The team found that the e-cigarette vapor fortified the bacteria. The bugs sensed danger when they were exposed to the e-cigarette vapor. They heightened their defense mechanisms immediately, making it harder to destroy them with antibiotics.

The research concludes that the strength of MRSA is increased by vapor from e-cigarettes, which induces the bacteria to produce a defense mechanism in acids within three hours after exposure. It raises the same mechanism against nitric oxide, which is one component of innate immunity response to infection.

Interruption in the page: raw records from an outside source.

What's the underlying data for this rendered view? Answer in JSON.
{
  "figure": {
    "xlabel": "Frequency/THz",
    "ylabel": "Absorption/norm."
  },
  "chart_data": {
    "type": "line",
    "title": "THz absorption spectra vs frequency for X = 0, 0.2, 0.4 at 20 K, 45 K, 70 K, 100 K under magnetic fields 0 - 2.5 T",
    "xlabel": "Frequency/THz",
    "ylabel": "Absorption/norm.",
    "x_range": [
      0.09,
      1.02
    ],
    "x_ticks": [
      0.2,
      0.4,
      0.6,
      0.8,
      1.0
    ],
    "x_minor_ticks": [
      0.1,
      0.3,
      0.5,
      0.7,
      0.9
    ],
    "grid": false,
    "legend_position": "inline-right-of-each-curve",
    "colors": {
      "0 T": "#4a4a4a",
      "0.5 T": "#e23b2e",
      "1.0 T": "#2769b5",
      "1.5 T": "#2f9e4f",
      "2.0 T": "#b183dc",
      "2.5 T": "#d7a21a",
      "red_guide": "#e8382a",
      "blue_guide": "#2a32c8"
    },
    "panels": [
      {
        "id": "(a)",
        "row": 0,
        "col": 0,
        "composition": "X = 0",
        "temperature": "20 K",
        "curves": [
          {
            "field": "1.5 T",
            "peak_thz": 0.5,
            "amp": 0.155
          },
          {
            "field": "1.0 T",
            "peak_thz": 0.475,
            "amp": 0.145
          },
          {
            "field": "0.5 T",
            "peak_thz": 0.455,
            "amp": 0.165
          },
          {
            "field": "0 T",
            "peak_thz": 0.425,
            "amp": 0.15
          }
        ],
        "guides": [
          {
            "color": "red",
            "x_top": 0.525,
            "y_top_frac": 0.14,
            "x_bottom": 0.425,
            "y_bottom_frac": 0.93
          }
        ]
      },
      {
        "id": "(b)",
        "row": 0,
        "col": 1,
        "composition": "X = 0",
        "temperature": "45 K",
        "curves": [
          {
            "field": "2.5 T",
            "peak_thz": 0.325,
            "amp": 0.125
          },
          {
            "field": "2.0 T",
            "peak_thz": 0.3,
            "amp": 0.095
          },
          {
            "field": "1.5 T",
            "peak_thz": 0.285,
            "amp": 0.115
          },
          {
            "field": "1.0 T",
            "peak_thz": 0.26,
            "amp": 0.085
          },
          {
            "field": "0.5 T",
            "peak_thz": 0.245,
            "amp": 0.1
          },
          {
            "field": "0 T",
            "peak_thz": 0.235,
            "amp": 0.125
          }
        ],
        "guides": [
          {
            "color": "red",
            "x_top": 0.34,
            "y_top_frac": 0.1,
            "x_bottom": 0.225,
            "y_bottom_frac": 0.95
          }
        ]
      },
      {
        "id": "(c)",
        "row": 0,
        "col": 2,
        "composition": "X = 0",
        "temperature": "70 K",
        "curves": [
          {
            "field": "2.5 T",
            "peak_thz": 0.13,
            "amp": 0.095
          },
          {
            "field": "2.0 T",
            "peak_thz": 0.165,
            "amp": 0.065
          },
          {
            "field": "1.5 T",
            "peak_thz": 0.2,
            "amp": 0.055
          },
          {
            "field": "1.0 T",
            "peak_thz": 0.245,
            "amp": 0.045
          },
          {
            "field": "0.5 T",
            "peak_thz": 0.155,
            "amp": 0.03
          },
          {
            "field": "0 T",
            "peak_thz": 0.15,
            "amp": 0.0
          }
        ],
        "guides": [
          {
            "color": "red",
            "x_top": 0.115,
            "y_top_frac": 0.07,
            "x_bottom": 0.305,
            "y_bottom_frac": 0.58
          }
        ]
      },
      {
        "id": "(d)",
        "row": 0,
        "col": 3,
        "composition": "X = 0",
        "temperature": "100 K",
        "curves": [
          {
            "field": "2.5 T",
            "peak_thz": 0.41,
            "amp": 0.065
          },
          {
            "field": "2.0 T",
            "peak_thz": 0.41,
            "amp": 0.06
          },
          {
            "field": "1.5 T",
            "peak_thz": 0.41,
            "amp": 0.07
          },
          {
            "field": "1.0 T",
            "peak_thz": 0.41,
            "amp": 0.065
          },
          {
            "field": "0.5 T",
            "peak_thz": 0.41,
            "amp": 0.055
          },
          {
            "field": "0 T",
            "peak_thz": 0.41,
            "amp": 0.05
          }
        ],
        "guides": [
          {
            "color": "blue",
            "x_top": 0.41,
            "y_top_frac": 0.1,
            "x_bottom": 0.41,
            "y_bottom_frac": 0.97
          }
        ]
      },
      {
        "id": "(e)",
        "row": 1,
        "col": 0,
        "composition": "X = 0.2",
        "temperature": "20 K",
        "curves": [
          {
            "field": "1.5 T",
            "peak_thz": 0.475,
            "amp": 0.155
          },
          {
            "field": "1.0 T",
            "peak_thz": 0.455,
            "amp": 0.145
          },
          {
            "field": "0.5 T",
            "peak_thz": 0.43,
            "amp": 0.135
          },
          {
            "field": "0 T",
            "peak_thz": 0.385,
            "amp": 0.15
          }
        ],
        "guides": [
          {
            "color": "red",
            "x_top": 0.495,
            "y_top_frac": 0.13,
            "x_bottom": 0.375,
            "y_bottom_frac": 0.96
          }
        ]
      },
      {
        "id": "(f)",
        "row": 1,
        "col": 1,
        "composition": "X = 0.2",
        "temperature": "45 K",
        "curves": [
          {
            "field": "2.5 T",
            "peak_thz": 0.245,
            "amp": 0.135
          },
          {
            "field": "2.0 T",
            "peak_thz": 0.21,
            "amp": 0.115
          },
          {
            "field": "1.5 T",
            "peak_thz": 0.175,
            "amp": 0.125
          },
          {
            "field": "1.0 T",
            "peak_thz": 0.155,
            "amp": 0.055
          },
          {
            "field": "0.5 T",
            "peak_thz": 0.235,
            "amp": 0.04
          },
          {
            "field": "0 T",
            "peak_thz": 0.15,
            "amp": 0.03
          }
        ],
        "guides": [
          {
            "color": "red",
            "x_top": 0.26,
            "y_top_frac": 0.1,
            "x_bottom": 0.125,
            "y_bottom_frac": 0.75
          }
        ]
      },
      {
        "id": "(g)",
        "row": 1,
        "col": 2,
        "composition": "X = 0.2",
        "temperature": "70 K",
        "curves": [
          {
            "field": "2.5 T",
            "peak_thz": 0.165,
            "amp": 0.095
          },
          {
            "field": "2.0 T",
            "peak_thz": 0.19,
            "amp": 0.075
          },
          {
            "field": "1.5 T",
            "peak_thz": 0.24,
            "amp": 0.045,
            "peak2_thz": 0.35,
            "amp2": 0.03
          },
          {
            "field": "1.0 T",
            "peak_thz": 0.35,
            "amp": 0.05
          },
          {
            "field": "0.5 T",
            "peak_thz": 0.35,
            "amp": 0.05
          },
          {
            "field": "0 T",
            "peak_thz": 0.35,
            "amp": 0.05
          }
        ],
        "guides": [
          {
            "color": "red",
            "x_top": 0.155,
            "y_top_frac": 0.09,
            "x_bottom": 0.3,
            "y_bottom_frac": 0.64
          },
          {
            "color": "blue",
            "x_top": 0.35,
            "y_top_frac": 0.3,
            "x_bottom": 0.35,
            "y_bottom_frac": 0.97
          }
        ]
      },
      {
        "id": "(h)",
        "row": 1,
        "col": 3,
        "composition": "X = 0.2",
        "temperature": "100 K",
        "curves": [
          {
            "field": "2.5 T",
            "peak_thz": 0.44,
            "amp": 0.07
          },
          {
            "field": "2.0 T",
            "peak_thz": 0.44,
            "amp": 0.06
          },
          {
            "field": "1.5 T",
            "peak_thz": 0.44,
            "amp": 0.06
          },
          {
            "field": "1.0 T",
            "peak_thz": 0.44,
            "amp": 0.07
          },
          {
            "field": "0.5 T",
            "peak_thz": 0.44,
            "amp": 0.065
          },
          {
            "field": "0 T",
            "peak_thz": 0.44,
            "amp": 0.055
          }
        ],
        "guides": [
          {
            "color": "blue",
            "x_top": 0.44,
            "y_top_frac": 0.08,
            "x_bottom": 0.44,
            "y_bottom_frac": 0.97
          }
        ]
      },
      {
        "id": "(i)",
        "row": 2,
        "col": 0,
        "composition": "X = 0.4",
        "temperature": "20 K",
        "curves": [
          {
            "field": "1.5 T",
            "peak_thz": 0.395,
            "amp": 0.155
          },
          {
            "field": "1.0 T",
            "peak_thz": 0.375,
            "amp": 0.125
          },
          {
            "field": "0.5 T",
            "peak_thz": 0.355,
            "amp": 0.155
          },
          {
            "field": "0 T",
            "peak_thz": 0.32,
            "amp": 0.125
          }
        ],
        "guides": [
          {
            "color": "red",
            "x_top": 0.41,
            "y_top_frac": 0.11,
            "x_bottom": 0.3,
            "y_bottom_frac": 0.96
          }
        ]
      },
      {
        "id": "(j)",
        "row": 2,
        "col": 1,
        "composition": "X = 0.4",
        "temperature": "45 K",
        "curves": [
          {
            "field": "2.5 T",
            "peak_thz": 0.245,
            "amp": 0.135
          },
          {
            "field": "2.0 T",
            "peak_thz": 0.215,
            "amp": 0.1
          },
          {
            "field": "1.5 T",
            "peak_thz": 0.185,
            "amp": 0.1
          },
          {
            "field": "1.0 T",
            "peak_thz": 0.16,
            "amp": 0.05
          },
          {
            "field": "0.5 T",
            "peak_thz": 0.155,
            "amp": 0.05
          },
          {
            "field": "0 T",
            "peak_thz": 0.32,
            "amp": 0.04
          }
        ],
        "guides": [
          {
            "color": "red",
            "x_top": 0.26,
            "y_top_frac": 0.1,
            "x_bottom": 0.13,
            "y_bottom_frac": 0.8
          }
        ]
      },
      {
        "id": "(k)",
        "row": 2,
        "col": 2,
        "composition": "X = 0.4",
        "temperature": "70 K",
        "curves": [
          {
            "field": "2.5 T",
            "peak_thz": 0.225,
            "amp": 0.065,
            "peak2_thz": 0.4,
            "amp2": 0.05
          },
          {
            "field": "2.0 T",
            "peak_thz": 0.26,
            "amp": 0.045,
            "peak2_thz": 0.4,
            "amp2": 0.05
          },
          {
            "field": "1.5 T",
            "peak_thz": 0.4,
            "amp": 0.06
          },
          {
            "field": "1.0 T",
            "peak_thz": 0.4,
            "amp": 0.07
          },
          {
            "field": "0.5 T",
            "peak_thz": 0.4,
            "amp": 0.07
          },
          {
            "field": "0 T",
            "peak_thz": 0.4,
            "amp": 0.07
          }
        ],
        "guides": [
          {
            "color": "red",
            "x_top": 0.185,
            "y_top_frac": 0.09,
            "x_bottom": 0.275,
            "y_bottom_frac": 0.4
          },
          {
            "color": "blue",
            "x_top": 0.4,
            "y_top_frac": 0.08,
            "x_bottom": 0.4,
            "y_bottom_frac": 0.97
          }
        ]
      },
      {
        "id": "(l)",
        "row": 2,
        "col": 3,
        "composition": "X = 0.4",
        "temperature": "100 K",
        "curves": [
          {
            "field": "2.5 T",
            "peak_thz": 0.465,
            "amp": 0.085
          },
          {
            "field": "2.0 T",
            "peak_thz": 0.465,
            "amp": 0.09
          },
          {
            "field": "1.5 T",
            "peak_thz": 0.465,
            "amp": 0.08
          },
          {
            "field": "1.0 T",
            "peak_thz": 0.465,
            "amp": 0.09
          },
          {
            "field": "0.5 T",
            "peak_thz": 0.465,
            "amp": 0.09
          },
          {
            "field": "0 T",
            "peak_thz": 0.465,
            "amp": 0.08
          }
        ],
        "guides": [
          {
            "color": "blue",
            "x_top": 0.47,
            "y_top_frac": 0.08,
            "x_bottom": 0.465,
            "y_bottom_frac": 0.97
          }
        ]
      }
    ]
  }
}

"As health care professionals, we are always being asked by patients, 'Would this be better for me?' In the case of smoking e-cigarettes, I hated not having an answer. While the answer is not black and white, our study suggests a response: even if e-cigarettes may not be as bad as tobacco, they still have measurable detrimental effects on health," researcher Laura Crotty Alexander said.

The scientists said that the e-cigarette did not turn the bacteria as violent as the smoke from a regular cigarette. Prior research also says that MRSA resistance is boosted more by conventional cigarettes than electronic ones.